Would-be cyber scammers made a megabyte blunder when they cold-called Matt Horan of C3IA Solutions: Horan is one of the country’s top cyber security experts. Realising the crooks were trying to take control of his computer, Horan put the call on speaker phone and asked a colleague to record it, with hilarious consequences.

After stringing out the conversation for 35 minutes – during which time he was passed to more senior ‘helpers’ as he posed as an ignorant computer user – Horan then informed the caller that he had no Internet connection.

This prompted the fraudster to use an expletive before hanging up in anger. An edited video of the call has been amusing people across social media.

Horan is keen that the video is used to help people avoid falling for cyber scams. He told Risk UK: “One of the weakest parts of any business’ cyber security is the staff. They do nothing malicious, but can easily assist fraudsters. Along with ‘phishing’ e-mails, this type of phone scam is common and can cause huge amounts of damage.”
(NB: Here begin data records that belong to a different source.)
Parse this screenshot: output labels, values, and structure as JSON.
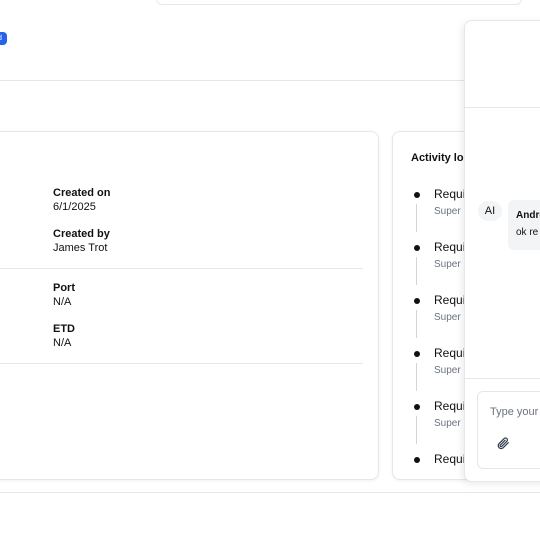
{
  "status_badge": {
    "label": "d"
  },
  "details": {
    "created_on": {
      "label": "Created on",
      "value": "6/1/2025"
    },
    "created_by": {
      "label": "Created by",
      "value": "James Trot"
    },
    "port": {
      "label": "Port",
      "value": "N/A"
    },
    "etd": {
      "label": "ETD",
      "value": "N/A"
    }
  },
  "activity": {
    "title": "Activity log",
    "items": [
      {
        "title": "Requi",
        "subtitle": "Super"
      },
      {
        "title": "Requi",
        "subtitle": "Super"
      },
      {
        "title": "Requi",
        "subtitle": "Super"
      },
      {
        "title": "Requi",
        "subtitle": "Super"
      },
      {
        "title": "Requi",
        "subtitle": "Super"
      },
      {
        "title": "Requi",
        "subtitle": ""
      }
    ]
  },
  "chat": {
    "avatar": "AI",
    "sender": "Andre",
    "message": "ok re",
    "input_placeholder": "Type your",
    "attach_icon": "paperclip-icon"
  }
}
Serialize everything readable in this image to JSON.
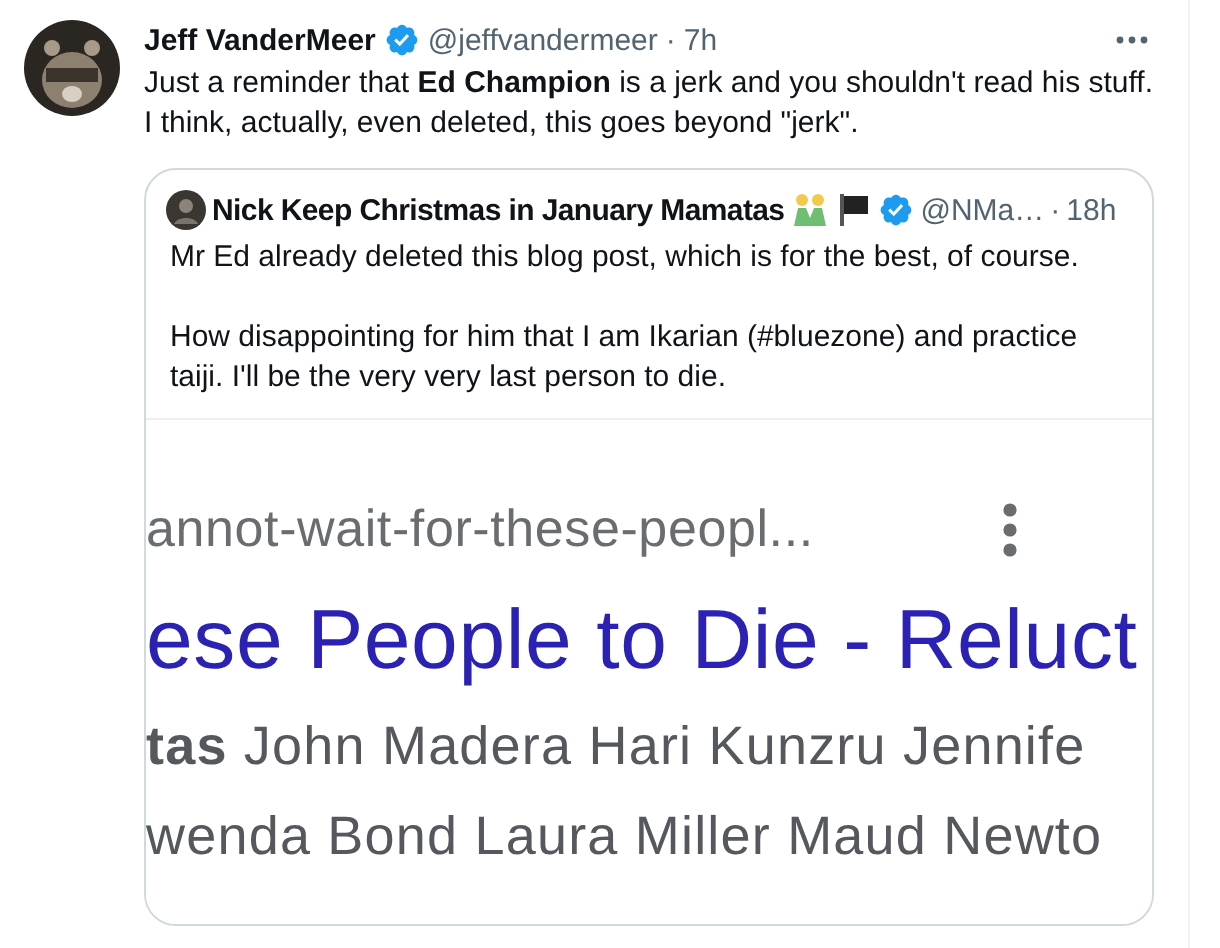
{
  "tweet": {
    "author": "Jeff VanderMeer",
    "verified": true,
    "handle": "@jeffvandermeer",
    "separator": "·",
    "time": "7h",
    "text": "Just a reminder that **Ed Champion** is a jerk and you shouldn't read his stuff. I think, actually, even deleted, this goes beyond \"jerk\".",
    "quote": {
      "author": "Nick Keep Christmas in January Mamatas",
      "verified": true,
      "handle": "@NMa…",
      "separator": "·",
      "time": "18h",
      "paragraphs": [
        "Mr Ed already deleted this blog post, which is for the best, of course.",
        "How disappointing for him that I am Ikarian (#bluezone) and practice taiji. I'll be the very very last person to die."
      ],
      "image": {
        "url": "annot-wait-for-these-peopl...",
        "title": "ese People to Die - Reluct",
        "snippet_lines": [
          "**tas** John Madera Hari Kunzru Jennife",
          "wenda Bond Laura Miller Maud Newto"
        ]
      }
    }
  }
}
Matt Horan, director of C3IA Solutions

Matt Horan of C3IA Solutions

Horan continued: “The caller purports to be from Microsoft or a similar outfit and informs the person who answered the call that there’s a problem with their computer. They then instruct that person to look at the computer’s ‘systems and events logs’, which is simply a log of every action taken. They tell them that this is evidence of ongoing malicious attacks. After that, they try and entice them to log into TeamViewer or something similar which means they then can gain remote access and control of the target computer.”

In addition, Horan stated: “They then have all the information on a computer or network and can infect the system, read e-mails, steal passwords or encrypt the stored data. They can basically do anything they want. Obviously, this can cause massive harm to a business and may well lead to data loss, the theft of funds and the stealing of intelligence as well as cause acute embarrassment.”

C3IA Solutions trains staff at businesses to be ‘cyber-savvy’ and always to hang up on calls like this. If staff are in doubt they should contact their IT support.

“Firms such as Microsoft don’t make calls like the one I took, but they seem authentic,” explained Horan. “Often, the scammers work in pairs so the initial caller can pass over the call to a ‘senior supervisor’, as they tried with me. This gives an added authenticity. Caution should be the watchword when taking calls like this one.”

*The video can be viewed on YouTube: https://youtu.be/ncIehp0fBT8

Based in Poole, Dorset, C3IA Solutions is one of fewer than 20 companies certified by the Government’s National Cyber Security Centre. In addition to its work with Government agencies including GCHQ, the company operates a commercial section that works with businesses, assisting them with their cyber security.

C3IA (a military term) Solutions was set up in 2006 by Horan and Keith Parsons. It has 84 personnel on contract of whom 33 are employees and 51 are associates. The business operates in the defence and security sectors serving both SMEs and multi-national firms.

C3IA is a leading provider of secure ICT, technical programme management and information security services and solutions.

The company takes its Corporate Social Responsibility seriously, supporting serving and past members of the Armed Services. Indeed, the business sponsors those engaged in personal and team development through arduous sporting and other challenges.